Investigating violence in Pennsylvania's juvenile justice system
(Photo: thejaan/Flickr)
Coming to Philadelphia for my new job at the Inquirer, I wasn’t sure which stories I would tackle. I came up as an education reporter, and recently completed a series on a juvenile auto-theft ring in Pinellas County, Florida, so I knew I was drawn to youth issues. But I had never lived in Philadelphia before, and the last thing I wanted to do was to parachute in and assume the topics that I wanted to pursue were actual stories playing out in my new community.
So I began meeting with experts who worked with children, asking them what problems were in most need of attention from an investigative reporter. I had coffee with advocates, lawyers, public officials and parents. What I heard, over and over again, were stories of physical violence in juvenile residential programs.
Pennsylvania is sometimes lauded for how it handles its young offenders. It was described as a flagship state on juvenile justice and the first participant chosen by Models for Change, a program supported by the John D. and Catherine T. MacArthur Foundation in the early 2000s. Its decentralized set-up, wherein counties place juveniles and a state agency supervises them, has also been celebrated. But children were being victimized after being adjudicated delinquent and sent away to residential programs, these experts told me, and I set out to find out why and how. I’ll continue the investigation under the auspices of the 2018 Data Fellowship.
I began reading Chapter 3800 of the Pennsylvania Code, which covers the private facilities that the state licenses and the counties contract with to house youth who have committed crimes. It extensively details the records private programs are required to keep. The reports include instances of physical restraint, both proper and improper, and seclusion, or isolation rooms. I am currently working to get these records from the Pennsylvania Department of Human Services. In the meantime, I have scoured publicly available state inspection reports. Although they don’t provide a complete picture, these records lend a grim credence to the stories my sources have told me.

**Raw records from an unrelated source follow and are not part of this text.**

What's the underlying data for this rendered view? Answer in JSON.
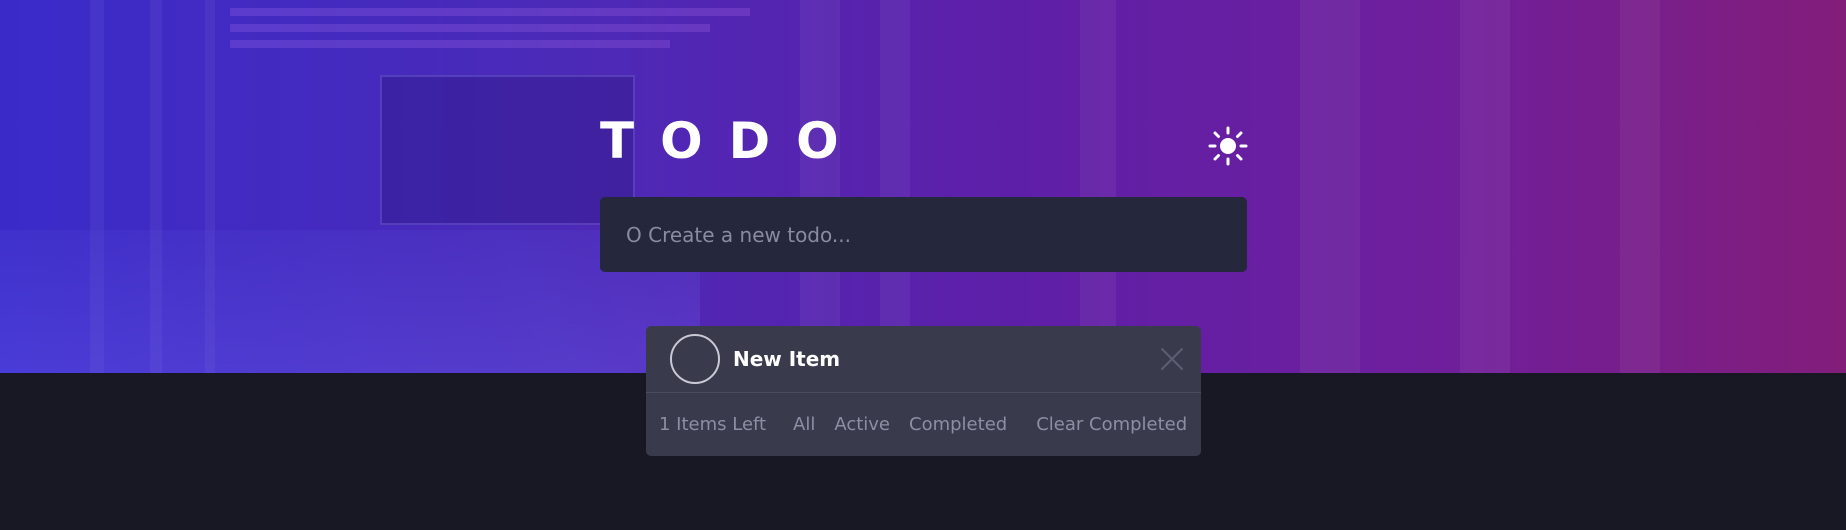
{
  "app": {
    "title": "TODO",
    "theme_icon": "sun-icon"
  },
  "new_todo": {
    "placeholder": "O Create a new todo...",
    "value": ""
  },
  "todos": [
    {
      "label": "New Item",
      "completed": false,
      "check_icon": "circle-check-icon",
      "delete_icon": "close-icon"
    }
  ],
  "footer": {
    "items_left": "1 Items Left",
    "filters": [
      "All",
      "Active",
      "Completed"
    ],
    "clear_label": "Clear Completed"
  },
  "colors": {
    "background": "#181824",
    "panel": "#393a4c",
    "input": "#25273d",
    "gradient_start": "#3a2bc9",
    "gradient_end": "#821d7a"
  }
}
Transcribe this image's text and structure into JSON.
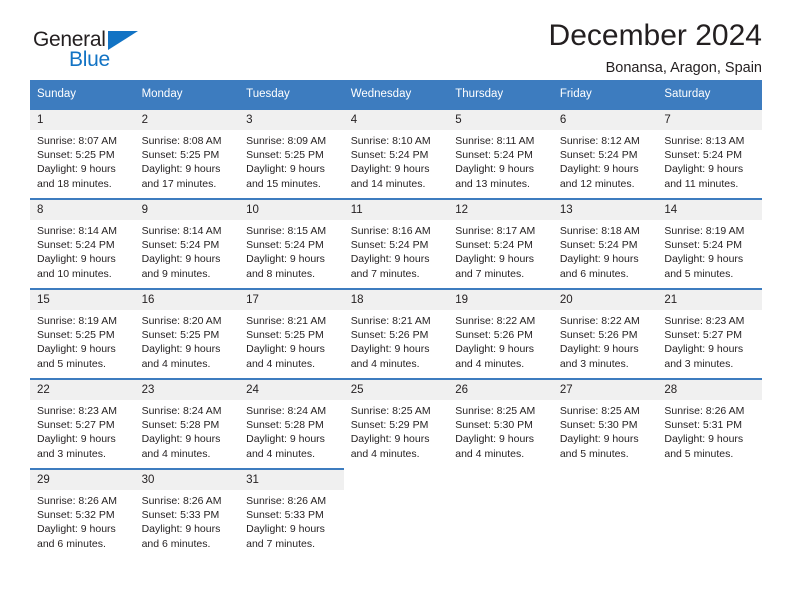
{
  "brand": {
    "name_part1": "General",
    "name_part2": "Blue",
    "logo_icon": "triangle-icon",
    "accent_color": "#1273c4"
  },
  "header": {
    "title": "December 2024",
    "subtitle": "Bonansa, Aragon, Spain"
  },
  "calendar": {
    "header_color": "#3d7cbf",
    "weekday_headers": [
      "Sunday",
      "Monday",
      "Tuesday",
      "Wednesday",
      "Thursday",
      "Friday",
      "Saturday"
    ],
    "weeks": [
      [
        {
          "day": "1",
          "sunrise": "Sunrise: 8:07 AM",
          "sunset": "Sunset: 5:25 PM",
          "daylight_1": "Daylight: 9 hours",
          "daylight_2": "and 18 minutes."
        },
        {
          "day": "2",
          "sunrise": "Sunrise: 8:08 AM",
          "sunset": "Sunset: 5:25 PM",
          "daylight_1": "Daylight: 9 hours",
          "daylight_2": "and 17 minutes."
        },
        {
          "day": "3",
          "sunrise": "Sunrise: 8:09 AM",
          "sunset": "Sunset: 5:25 PM",
          "daylight_1": "Daylight: 9 hours",
          "daylight_2": "and 15 minutes."
        },
        {
          "day": "4",
          "sunrise": "Sunrise: 8:10 AM",
          "sunset": "Sunset: 5:24 PM",
          "daylight_1": "Daylight: 9 hours",
          "daylight_2": "and 14 minutes."
        },
        {
          "day": "5",
          "sunrise": "Sunrise: 8:11 AM",
          "sunset": "Sunset: 5:24 PM",
          "daylight_1": "Daylight: 9 hours",
          "daylight_2": "and 13 minutes."
        },
        {
          "day": "6",
          "sunrise": "Sunrise: 8:12 AM",
          "sunset": "Sunset: 5:24 PM",
          "daylight_1": "Daylight: 9 hours",
          "daylight_2": "and 12 minutes."
        },
        {
          "day": "7",
          "sunrise": "Sunrise: 8:13 AM",
          "sunset": "Sunset: 5:24 PM",
          "daylight_1": "Daylight: 9 hours",
          "daylight_2": "and 11 minutes."
        }
      ],
      [
        {
          "day": "8",
          "sunrise": "Sunrise: 8:14 AM",
          "sunset": "Sunset: 5:24 PM",
          "daylight_1": "Daylight: 9 hours",
          "daylight_2": "and 10 minutes."
        },
        {
          "day": "9",
          "sunrise": "Sunrise: 8:14 AM",
          "sunset": "Sunset: 5:24 PM",
          "daylight_1": "Daylight: 9 hours",
          "daylight_2": "and 9 minutes."
        },
        {
          "day": "10",
          "sunrise": "Sunrise: 8:15 AM",
          "sunset": "Sunset: 5:24 PM",
          "daylight_1": "Daylight: 9 hours",
          "daylight_2": "and 8 minutes."
        },
        {
          "day": "11",
          "sunrise": "Sunrise: 8:16 AM",
          "sunset": "Sunset: 5:24 PM",
          "daylight_1": "Daylight: 9 hours",
          "daylight_2": "and 7 minutes."
        },
        {
          "day": "12",
          "sunrise": "Sunrise: 8:17 AM",
          "sunset": "Sunset: 5:24 PM",
          "daylight_1": "Daylight: 9 hours",
          "daylight_2": "and 7 minutes."
        },
        {
          "day": "13",
          "sunrise": "Sunrise: 8:18 AM",
          "sunset": "Sunset: 5:24 PM",
          "daylight_1": "Daylight: 9 hours",
          "daylight_2": "and 6 minutes."
        },
        {
          "day": "14",
          "sunrise": "Sunrise: 8:19 AM",
          "sunset": "Sunset: 5:24 PM",
          "daylight_1": "Daylight: 9 hours",
          "daylight_2": "and 5 minutes."
        }
      ],
      [
        {
          "day": "15",
          "sunrise": "Sunrise: 8:19 AM",
          "sunset": "Sunset: 5:25 PM",
          "daylight_1": "Daylight: 9 hours",
          "daylight_2": "and 5 minutes."
        },
        {
          "day": "16",
          "sunrise": "Sunrise: 8:20 AM",
          "sunset": "Sunset: 5:25 PM",
          "daylight_1": "Daylight: 9 hours",
          "daylight_2": "and 4 minutes."
        },
        {
          "day": "17",
          "sunrise": "Sunrise: 8:21 AM",
          "sunset": "Sunset: 5:25 PM",
          "daylight_1": "Daylight: 9 hours",
          "daylight_2": "and 4 minutes."
        },
        {
          "day": "18",
          "sunrise": "Sunrise: 8:21 AM",
          "sunset": "Sunset: 5:26 PM",
          "daylight_1": "Daylight: 9 hours",
          "daylight_2": "and 4 minutes."
        },
        {
          "day": "19",
          "sunrise": "Sunrise: 8:22 AM",
          "sunset": "Sunset: 5:26 PM",
          "daylight_1": "Daylight: 9 hours",
          "daylight_2": "and 4 minutes."
        },
        {
          "day": "20",
          "sunrise": "Sunrise: 8:22 AM",
          "sunset": "Sunset: 5:26 PM",
          "daylight_1": "Daylight: 9 hours",
          "daylight_2": "and 3 minutes."
        },
        {
          "day": "21",
          "sunrise": "Sunrise: 8:23 AM",
          "sunset": "Sunset: 5:27 PM",
          "daylight_1": "Daylight: 9 hours",
          "daylight_2": "and 3 minutes."
        }
      ],
      [
        {
          "day": "22",
          "sunrise": "Sunrise: 8:23 AM",
          "sunset": "Sunset: 5:27 PM",
          "daylight_1": "Daylight: 9 hours",
          "daylight_2": "and 3 minutes."
        },
        {
          "day": "23",
          "sunrise": "Sunrise: 8:24 AM",
          "sunset": "Sunset: 5:28 PM",
          "daylight_1": "Daylight: 9 hours",
          "daylight_2": "and 4 minutes."
        },
        {
          "day": "24",
          "sunrise": "Sunrise: 8:24 AM",
          "sunset": "Sunset: 5:28 PM",
          "daylight_1": "Daylight: 9 hours",
          "daylight_2": "and 4 minutes."
        },
        {
          "day": "25",
          "sunrise": "Sunrise: 8:25 AM",
          "sunset": "Sunset: 5:29 PM",
          "daylight_1": "Daylight: 9 hours",
          "daylight_2": "and 4 minutes."
        },
        {
          "day": "26",
          "sunrise": "Sunrise: 8:25 AM",
          "sunset": "Sunset: 5:30 PM",
          "daylight_1": "Daylight: 9 hours",
          "daylight_2": "and 4 minutes."
        },
        {
          "day": "27",
          "sunrise": "Sunrise: 8:25 AM",
          "sunset": "Sunset: 5:30 PM",
          "daylight_1": "Daylight: 9 hours",
          "daylight_2": "and 5 minutes."
        },
        {
          "day": "28",
          "sunrise": "Sunrise: 8:26 AM",
          "sunset": "Sunset: 5:31 PM",
          "daylight_1": "Daylight: 9 hours",
          "daylight_2": "and 5 minutes."
        }
      ],
      [
        {
          "day": "29",
          "sunrise": "Sunrise: 8:26 AM",
          "sunset": "Sunset: 5:32 PM",
          "daylight_1": "Daylight: 9 hours",
          "daylight_2": "and 6 minutes."
        },
        {
          "day": "30",
          "sunrise": "Sunrise: 8:26 AM",
          "sunset": "Sunset: 5:33 PM",
          "daylight_1": "Daylight: 9 hours",
          "daylight_2": "and 6 minutes."
        },
        {
          "day": "31",
          "sunrise": "Sunrise: 8:26 AM",
          "sunset": "Sunset: 5:33 PM",
          "daylight_1": "Daylight: 9 hours",
          "daylight_2": "and 7 minutes."
        },
        {
          "day": "",
          "sunrise": "",
          "sunset": "",
          "daylight_1": "",
          "daylight_2": ""
        },
        {
          "day": "",
          "sunrise": "",
          "sunset": "",
          "daylight_1": "",
          "daylight_2": ""
        },
        {
          "day": "",
          "sunrise": "",
          "sunset": "",
          "daylight_1": "",
          "daylight_2": ""
        },
        {
          "day": "",
          "sunrise": "",
          "sunset": "",
          "daylight_1": "",
          "daylight_2": ""
        }
      ]
    ]
  }
}
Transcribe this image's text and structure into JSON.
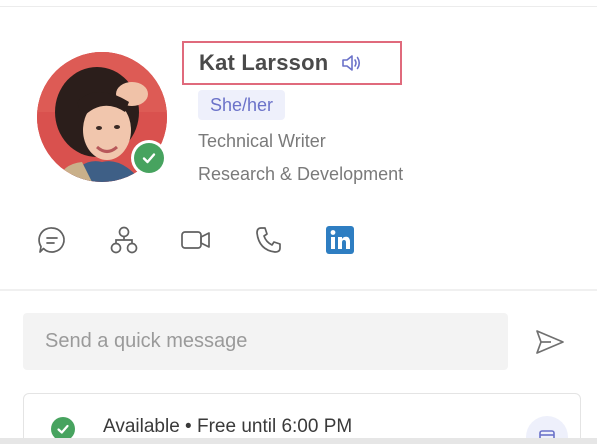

The juvenile justice system can feel like a closed book — and often for good reason. Protecting the privacy of youth offenders is an important part of the rehabilitative lens the juvenile system wears. But closed courtrooms and sealed records can also cultivate a secrecy that allows for the very injustices these procedures are designed to prevent. Without a spotlight, children and teenagers can fall victim to violence. And no kid deserves that, regardless of whether he or she broke the law.